There are more or less three theorems that are often called Jordan Curve Theorems, while there is a distinction between them. Let us denote by E the Euclidean plane, $$E=\mathbb{R}^2$$ and by $$E^n$$ the Euclidean n-dimensional space, $$E^n=\mathbb{R}^n$$.

The Jordan Curve Theorem. Let $$f\colon S^1\to E$$ be an embedding of the unit circle into the plane. Then the complement of $$f[S^1]$$ has two connected components, one bounded and one unbounded.

The Jordan-Schönflies Theorem. Let $$f\colon S^1\to E$$ be an embedding of the unit circle into the plane. Then the complement of $$f[S^1]$$ has two connected components, one bounded and one unbounded; and the complement of $$f[S^1]$$ is homeomorphic to the complement of $$S^1$$.

The Jordan-Brouwer Theorem. Let $$f\colon S^n\to E^{n+1}$$ be an embedding of the unit n-sphere into the n+1-dimensional space. Then the complement of $$f[S^n]$$ has two connected components, one bounded and one unbounded.

These theorems are closely related and seems weird why are they not combined into one. Probably, to underline that the following is wrong:

The Wrong Theorem. Let $$f\colon S^n\to E^{n+1}$$ be an embedding of the unit n-sphere into the n+1-dimensional space. Then the complement of $$f[S^n]$$ has two connected components, one bounded and one unbounded; and the complement of $$f[S^n]$$ is homeomorphic to the complement of $$S^n$$.

Thus, Jordan Curve Theorem (J.C.T) generalizes to the Jordan-Brower Theorem (J.B.T) (I will point out how to prove it using Brouwer’s Fixed Point Theorem), but the stronger theorem, The Jordan Schönflies Theorem (J.S.T.) does not generalize to the Wrong Theorem, because it is wrong. This video on YouTube gives a counter example, the Alexander Sphere. (For some reason I cannot embed it here.)

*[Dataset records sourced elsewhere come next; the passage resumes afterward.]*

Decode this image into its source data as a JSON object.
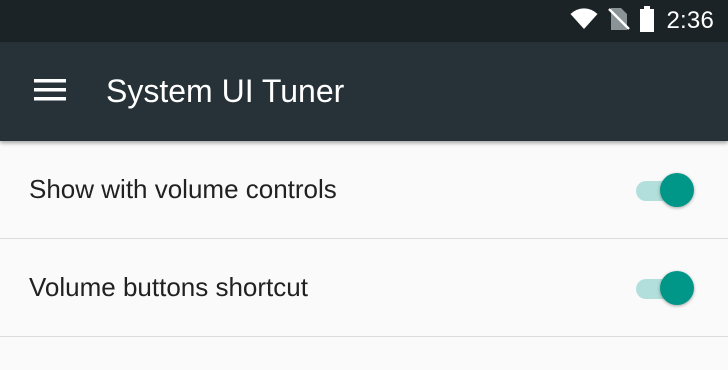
{
  "status_bar": {
    "time": "2:36",
    "icons": [
      "wifi-icon",
      "no-sim-icon",
      "battery-icon"
    ]
  },
  "app_bar": {
    "title": "System UI Tuner",
    "menu_icon": "hamburger-menu-icon"
  },
  "settings": [
    {
      "label": "Show with volume controls",
      "enabled": true
    },
    {
      "label": "Volume buttons shortcut",
      "enabled": true
    }
  ],
  "colors": {
    "status_bar": "#1c2326",
    "app_bar": "#263238",
    "accent": "#009688",
    "accent_track": "#b2dfdb",
    "background": "#fafafa"
  }
}
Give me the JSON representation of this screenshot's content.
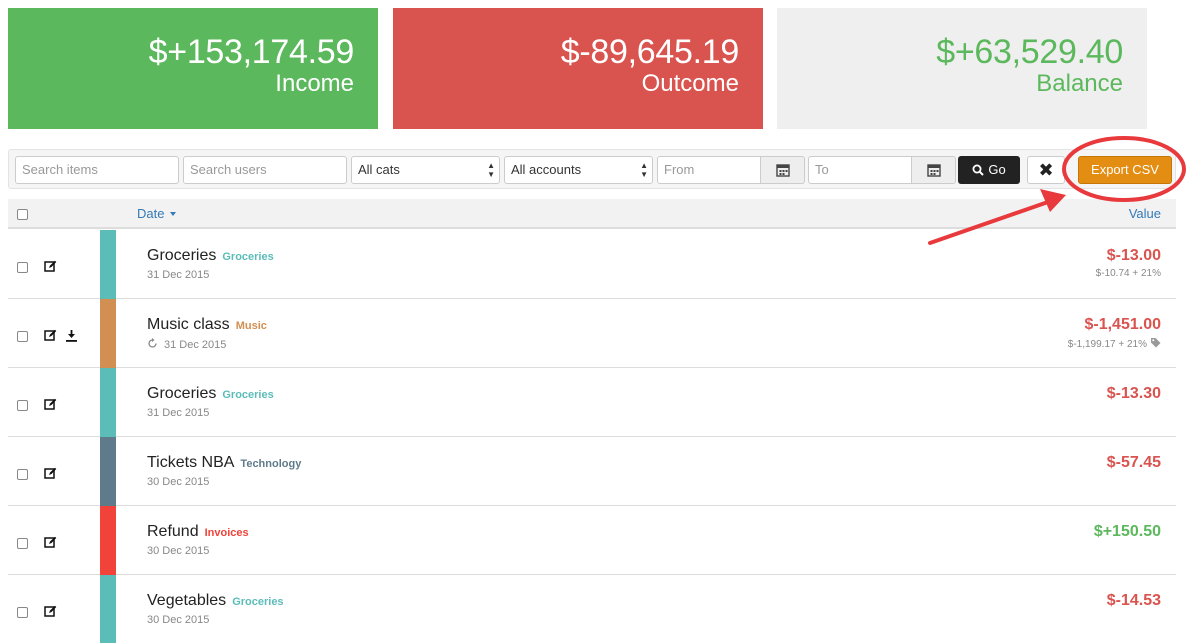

It is intuitively quite obvious that after the limit process of the video is done (one can formalize it using countable union or countable intersection depending on the preferred way to do that), the surface is an embedded sphere, which satisfies J.S.T.. On the other hand the fundamental group of the complement is not trivial. Which means that you can flip a rope around one of the horns of the surface and if you glue the loose ends of that rope together, you cannot (homotopically) disconnect the rope from the surface. Thus the complement cannot be homeomorphic to the complement of $$S^n$$. Why? Because the homeomorphism would somehow map the flipped rope to one of the connected components of the complement of $$S^n$$, where it can be undone (freed from the surface) and shrinked to a point. This would give (by the homeomorphism’s inverse) a way to disconnect the rope from the Alexander Sphere.

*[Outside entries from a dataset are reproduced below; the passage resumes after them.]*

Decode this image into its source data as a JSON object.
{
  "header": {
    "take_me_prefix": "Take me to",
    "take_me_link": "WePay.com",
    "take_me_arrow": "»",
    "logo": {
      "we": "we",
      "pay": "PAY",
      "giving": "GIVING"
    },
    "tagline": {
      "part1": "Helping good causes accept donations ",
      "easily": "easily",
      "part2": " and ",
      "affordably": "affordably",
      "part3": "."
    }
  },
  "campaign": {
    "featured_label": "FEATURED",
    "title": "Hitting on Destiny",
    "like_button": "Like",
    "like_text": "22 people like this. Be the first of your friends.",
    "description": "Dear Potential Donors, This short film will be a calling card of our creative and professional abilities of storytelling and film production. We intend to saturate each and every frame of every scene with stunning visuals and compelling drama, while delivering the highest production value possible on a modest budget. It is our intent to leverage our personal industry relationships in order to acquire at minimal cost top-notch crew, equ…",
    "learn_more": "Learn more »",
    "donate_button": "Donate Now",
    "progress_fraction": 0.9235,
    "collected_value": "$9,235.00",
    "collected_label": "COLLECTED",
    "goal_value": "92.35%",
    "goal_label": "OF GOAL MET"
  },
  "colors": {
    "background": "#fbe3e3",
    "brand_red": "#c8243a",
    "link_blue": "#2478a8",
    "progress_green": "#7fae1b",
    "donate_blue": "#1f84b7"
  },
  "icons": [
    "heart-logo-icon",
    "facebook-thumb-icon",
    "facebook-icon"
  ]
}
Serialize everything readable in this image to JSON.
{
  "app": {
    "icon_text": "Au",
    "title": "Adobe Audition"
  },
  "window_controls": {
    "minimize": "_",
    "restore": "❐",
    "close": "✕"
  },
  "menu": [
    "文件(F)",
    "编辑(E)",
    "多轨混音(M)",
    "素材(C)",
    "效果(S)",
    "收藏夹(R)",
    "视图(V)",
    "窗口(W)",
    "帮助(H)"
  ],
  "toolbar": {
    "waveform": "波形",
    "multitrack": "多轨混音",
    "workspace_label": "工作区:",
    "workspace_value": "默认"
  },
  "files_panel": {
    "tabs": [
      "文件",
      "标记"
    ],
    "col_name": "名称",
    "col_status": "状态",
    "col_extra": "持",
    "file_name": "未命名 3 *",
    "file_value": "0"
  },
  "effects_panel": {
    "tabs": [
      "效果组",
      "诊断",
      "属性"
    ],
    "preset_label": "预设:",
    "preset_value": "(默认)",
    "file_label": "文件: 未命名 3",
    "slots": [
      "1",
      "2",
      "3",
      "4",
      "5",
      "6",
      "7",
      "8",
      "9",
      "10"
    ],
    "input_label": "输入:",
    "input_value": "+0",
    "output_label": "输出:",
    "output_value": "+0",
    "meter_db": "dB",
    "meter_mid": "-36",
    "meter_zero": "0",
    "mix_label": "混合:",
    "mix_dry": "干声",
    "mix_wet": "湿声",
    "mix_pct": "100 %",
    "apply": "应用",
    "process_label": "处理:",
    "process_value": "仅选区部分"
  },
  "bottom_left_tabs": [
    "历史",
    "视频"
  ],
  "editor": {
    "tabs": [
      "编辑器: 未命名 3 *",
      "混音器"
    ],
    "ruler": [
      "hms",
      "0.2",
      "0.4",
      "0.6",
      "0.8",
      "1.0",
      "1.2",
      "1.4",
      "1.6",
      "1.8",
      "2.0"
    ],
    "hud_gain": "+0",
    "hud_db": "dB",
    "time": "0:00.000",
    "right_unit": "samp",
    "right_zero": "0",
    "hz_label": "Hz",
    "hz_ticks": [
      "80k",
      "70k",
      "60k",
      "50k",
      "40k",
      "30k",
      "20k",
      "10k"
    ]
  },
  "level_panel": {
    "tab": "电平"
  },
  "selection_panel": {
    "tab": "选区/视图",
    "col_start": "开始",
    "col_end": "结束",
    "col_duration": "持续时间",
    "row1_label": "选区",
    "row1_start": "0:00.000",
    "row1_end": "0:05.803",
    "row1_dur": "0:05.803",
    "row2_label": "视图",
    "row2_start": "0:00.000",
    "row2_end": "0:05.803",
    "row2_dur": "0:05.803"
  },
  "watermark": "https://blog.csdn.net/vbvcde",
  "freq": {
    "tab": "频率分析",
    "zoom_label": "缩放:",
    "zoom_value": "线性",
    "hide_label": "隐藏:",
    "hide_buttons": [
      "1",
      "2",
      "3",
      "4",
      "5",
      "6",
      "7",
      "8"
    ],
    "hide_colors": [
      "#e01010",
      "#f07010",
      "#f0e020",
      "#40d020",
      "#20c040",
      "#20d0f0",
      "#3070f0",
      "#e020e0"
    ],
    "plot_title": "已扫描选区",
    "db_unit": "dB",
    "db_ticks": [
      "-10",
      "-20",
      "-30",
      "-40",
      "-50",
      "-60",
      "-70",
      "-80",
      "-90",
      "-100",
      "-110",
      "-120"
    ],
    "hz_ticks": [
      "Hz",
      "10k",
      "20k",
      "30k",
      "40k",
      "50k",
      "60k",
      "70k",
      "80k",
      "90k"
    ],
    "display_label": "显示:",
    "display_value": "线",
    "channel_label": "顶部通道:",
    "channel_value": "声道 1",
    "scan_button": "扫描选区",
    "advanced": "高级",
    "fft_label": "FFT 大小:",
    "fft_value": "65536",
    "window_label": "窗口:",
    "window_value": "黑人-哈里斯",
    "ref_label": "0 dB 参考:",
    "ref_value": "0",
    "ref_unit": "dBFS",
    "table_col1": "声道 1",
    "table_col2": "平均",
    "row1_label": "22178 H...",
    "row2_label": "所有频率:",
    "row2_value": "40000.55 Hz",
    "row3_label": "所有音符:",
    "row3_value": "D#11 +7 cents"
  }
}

Note that the important consequence — which is in fact equivalent to J.C.T. — is that one cannot get out of the inside of a circle no matter how complexly the circle is situated in the plain, without crossing the circle itself. A Klein-bottle-effect is impossible. This can be viewed as a generalization of the Bolzano-Darboux Theorem (see discussion) which states, roughly speaking, that from the negative half of the plane one cannot get to the positive without crossing the x-axis. Well, we can as a more general question: suppose there is a continuous mapping

$$f\colon \mathbb{R}\to E, f(x)=(f_1(x),f_2(x))$$

such that $$\lim_{x\to\infty} f_1(x)=\infty$$, $$\lim_{x\to-\infty} f_1(x)=-\infty$$ and for all $$x, -1<f_2(x)<1.$$

(this corresponds to the x-axis). Then one cannot get from $$(0,-1)$$ to $$(0,1)$$ without crossing the image of $$\mathbb{R}$$ under $$f.$$ $$(*)$$
It is easily seen that J.C.T. implies $$(*)$$, but requires some tedious-to-go-through technicalities in order to show the converse. These technicalities can be found in

The Jordan Curve Theorem Via the Brouwer Fixed Point Theorem
Ryuji Maehara
The American Mathematical Monthly, Vol. 91, No. 10 (Dec., 1984), pp. 641-643

For a proof of $$(*)$$ see Theorem (3) in my previous post.

The reader may verify that that Theorem is equivalent to the statement $$(*)$$.

Challenge: Can you generalize this to $$\mathbb{R}^n\,?$$